Shihui Liu, MD, PhD, associate professor at the Aging Institute and the University of Pittsburgh, and his co-investigators, Jie Liu, PhD, research associate professor at the Aging Institute, and Toren Finkel, MD, PhD, director of the Aging Institute, were awarded a new five-year R01 from the National Cancer Institute to develop new therapies for selectively targeting solid tumors with oncogenic RAS mutations in cancer.
Mutations in the RAS-RAF-MEK-ERK pathway occur in 46% of all human cancers. This has inspired the successful development of many small molecule inhibitors of BRAF and MEK. However, development of RAS small molecule inhibitors has not been as successful, in large part due to the lack of a sufficiently large and deep hydrophobic pocket in RAS proteins to allow for small molecule binding.
Thus, oncogenic RAS proteins have long been considered “undruggable” until the recent discovery and FDA-approval of the allele-specific covalent inhibitors Sotorasib and Adagrasib for treatment of non-small cell lung cancer (NSCLC) with the KRASG12C mutation.

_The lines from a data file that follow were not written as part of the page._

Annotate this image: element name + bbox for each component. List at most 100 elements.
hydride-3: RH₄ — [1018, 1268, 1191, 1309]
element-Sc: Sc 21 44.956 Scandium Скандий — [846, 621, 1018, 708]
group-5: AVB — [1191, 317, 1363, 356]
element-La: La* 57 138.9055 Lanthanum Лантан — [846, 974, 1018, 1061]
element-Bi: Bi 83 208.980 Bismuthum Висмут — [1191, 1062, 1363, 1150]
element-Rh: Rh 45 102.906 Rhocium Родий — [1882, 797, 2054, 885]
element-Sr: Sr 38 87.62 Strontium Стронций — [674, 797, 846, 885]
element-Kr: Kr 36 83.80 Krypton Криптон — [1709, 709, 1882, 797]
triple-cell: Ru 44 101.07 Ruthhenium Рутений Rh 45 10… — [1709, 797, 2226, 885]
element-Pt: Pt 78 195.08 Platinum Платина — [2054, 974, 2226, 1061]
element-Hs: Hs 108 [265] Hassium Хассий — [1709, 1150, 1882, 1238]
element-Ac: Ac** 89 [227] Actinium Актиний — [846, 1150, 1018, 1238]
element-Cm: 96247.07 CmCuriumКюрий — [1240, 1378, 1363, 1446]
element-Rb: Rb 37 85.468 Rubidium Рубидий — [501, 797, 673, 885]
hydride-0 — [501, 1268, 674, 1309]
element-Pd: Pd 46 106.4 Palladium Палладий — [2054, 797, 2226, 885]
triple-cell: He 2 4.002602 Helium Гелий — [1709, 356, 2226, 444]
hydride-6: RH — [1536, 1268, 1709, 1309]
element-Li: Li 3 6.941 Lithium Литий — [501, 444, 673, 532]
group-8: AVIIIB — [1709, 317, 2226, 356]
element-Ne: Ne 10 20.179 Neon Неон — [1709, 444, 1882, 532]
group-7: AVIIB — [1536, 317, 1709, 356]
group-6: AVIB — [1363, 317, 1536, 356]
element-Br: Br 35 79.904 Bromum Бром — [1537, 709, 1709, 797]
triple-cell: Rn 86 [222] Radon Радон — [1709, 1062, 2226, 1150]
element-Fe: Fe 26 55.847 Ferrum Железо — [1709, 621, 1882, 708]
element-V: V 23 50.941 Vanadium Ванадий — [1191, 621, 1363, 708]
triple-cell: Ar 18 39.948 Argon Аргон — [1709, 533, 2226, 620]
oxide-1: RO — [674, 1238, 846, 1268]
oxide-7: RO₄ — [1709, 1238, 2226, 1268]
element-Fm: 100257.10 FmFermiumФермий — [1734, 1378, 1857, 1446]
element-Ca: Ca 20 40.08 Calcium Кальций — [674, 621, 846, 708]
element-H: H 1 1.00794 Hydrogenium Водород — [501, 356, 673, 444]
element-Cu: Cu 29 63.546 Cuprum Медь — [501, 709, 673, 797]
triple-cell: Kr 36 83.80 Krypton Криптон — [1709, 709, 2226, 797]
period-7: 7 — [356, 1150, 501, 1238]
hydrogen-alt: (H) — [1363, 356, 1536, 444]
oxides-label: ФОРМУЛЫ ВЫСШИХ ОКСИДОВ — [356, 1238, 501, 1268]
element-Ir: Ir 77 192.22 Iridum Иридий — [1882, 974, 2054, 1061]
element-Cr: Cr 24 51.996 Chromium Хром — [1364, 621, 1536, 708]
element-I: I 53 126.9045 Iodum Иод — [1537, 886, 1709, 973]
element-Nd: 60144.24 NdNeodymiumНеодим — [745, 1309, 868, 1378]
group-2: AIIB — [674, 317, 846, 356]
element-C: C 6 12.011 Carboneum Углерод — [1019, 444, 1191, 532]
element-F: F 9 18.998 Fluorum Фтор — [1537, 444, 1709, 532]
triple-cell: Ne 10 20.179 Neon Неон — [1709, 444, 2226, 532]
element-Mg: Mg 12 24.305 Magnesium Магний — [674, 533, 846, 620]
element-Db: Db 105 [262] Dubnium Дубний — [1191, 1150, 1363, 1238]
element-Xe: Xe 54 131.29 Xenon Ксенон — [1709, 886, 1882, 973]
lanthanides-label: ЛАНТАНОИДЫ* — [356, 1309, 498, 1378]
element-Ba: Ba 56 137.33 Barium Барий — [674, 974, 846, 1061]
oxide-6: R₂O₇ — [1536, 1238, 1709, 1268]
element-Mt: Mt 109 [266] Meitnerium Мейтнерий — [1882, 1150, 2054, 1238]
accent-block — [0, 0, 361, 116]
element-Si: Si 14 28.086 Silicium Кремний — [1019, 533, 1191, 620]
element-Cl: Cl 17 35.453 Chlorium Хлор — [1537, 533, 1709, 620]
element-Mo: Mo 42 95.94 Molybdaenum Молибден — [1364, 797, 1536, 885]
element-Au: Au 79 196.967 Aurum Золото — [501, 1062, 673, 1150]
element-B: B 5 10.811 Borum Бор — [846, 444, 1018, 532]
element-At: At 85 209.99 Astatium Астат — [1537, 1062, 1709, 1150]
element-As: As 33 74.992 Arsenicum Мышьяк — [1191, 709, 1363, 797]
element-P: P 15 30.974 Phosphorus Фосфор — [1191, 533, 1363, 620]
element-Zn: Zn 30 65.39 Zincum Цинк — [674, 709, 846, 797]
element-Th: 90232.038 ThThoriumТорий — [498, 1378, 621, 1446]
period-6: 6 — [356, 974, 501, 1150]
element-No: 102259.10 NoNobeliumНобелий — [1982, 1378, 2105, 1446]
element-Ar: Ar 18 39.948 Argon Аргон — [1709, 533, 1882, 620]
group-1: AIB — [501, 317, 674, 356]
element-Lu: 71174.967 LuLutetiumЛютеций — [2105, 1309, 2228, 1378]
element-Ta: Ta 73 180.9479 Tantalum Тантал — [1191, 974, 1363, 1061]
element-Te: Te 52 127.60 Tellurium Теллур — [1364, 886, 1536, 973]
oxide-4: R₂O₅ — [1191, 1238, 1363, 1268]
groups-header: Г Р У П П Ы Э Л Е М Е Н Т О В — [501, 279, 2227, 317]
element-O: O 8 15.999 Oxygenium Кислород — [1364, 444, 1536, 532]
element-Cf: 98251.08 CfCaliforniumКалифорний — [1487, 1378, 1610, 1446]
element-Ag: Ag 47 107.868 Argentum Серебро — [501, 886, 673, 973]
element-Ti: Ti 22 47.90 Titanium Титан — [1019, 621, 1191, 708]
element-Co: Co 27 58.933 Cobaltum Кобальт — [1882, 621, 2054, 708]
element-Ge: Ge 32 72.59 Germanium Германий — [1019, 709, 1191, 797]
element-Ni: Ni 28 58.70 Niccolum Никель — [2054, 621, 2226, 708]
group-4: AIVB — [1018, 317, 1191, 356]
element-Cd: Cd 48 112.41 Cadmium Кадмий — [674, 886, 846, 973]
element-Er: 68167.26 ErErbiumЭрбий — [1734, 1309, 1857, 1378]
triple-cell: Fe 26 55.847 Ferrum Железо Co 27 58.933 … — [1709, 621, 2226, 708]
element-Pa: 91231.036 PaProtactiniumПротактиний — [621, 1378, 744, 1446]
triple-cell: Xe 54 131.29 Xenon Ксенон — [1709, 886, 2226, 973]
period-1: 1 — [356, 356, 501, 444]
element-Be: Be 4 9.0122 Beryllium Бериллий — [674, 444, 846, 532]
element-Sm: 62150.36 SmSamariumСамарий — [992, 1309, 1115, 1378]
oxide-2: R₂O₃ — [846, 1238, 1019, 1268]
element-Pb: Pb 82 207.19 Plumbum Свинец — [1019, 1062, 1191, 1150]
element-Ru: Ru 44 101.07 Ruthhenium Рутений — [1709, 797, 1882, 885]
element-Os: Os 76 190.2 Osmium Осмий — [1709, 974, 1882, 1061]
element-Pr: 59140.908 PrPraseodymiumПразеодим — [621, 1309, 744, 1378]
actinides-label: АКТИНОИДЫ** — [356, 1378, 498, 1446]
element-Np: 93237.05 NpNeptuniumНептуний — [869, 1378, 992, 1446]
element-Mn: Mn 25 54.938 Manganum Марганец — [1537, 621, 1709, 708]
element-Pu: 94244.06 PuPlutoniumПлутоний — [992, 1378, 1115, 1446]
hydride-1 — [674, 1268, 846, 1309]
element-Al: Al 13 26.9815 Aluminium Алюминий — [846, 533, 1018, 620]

However, treated patients inevitably develop drug resistance, mostly due to secondary KRAS mutations (G12D, G12R, G12V, G13D, or Q61H) that are not targeted by these inhibitors. KRASG12D allele-specific inhibitors are under preclinical development, but similar drug resistance mechanisms are also expected.
Notably, many bacterial pathogens have evolved potent protein toxins to disrupt the RAS-RAF-MEK-ERK pathway. These naturally designed potent toxins, such as anthrax toxin and DUF5, can be structurally modified to achieve high tumor specificity. DUF5 is a toxin effector domain (amino acids Glu3581-Gln4089) of MARTX (multifunctional-autoprocessing repeats-in-toxin) from Vibrio vulnificus. DUF5 was recently identified to be a potent and specific endopeptidase that cleaves and inactivates all oncogenic RAS proteins (KRAS, NRAS, and HRAS).

To address the above unmet medical needs, in this project, Dr. Liu and his colleagues will develop a potent and highly tumor-selective RAS inactivator by engineering the anthrax toxin protein delivery system and DUF5.
This tumor-selective RAS inactivator can specifically bind to the major anthrax toxin receptor CMG2 on tumor cells, strictly relying on the simultaneous presence of two distinct tumor-associated proteases, MMPs and urokinase, to specifically gain entry into tumor cells where it proteolytically inactivates RAS signaling, achieving potent selective tumor targeting (Fig.1). Preliminary data generated by Dr. Liu and his team revealed that their highly tumor-selective pan RAS inactivator displayed potent cytotoxicity to cancer cells whose survival depends on oncogenic RAS signaling.
For this new project, Dr. Liu and his colleagues will comprehensively characterize and evaluate their novel agent’s anti-tumor activity using a wide range of tumor models. Their long-term goal is to develop safe and potent therapeutics for treating oncogenic KRAS-driven human cancers. Upon completion of these studies, Dr. Liu and his colleagues expect to have developed a well-characterized, highly tumor-selective, potent and safe pan RAS inactivator with a high clinical potential for efficiently treating human cancers.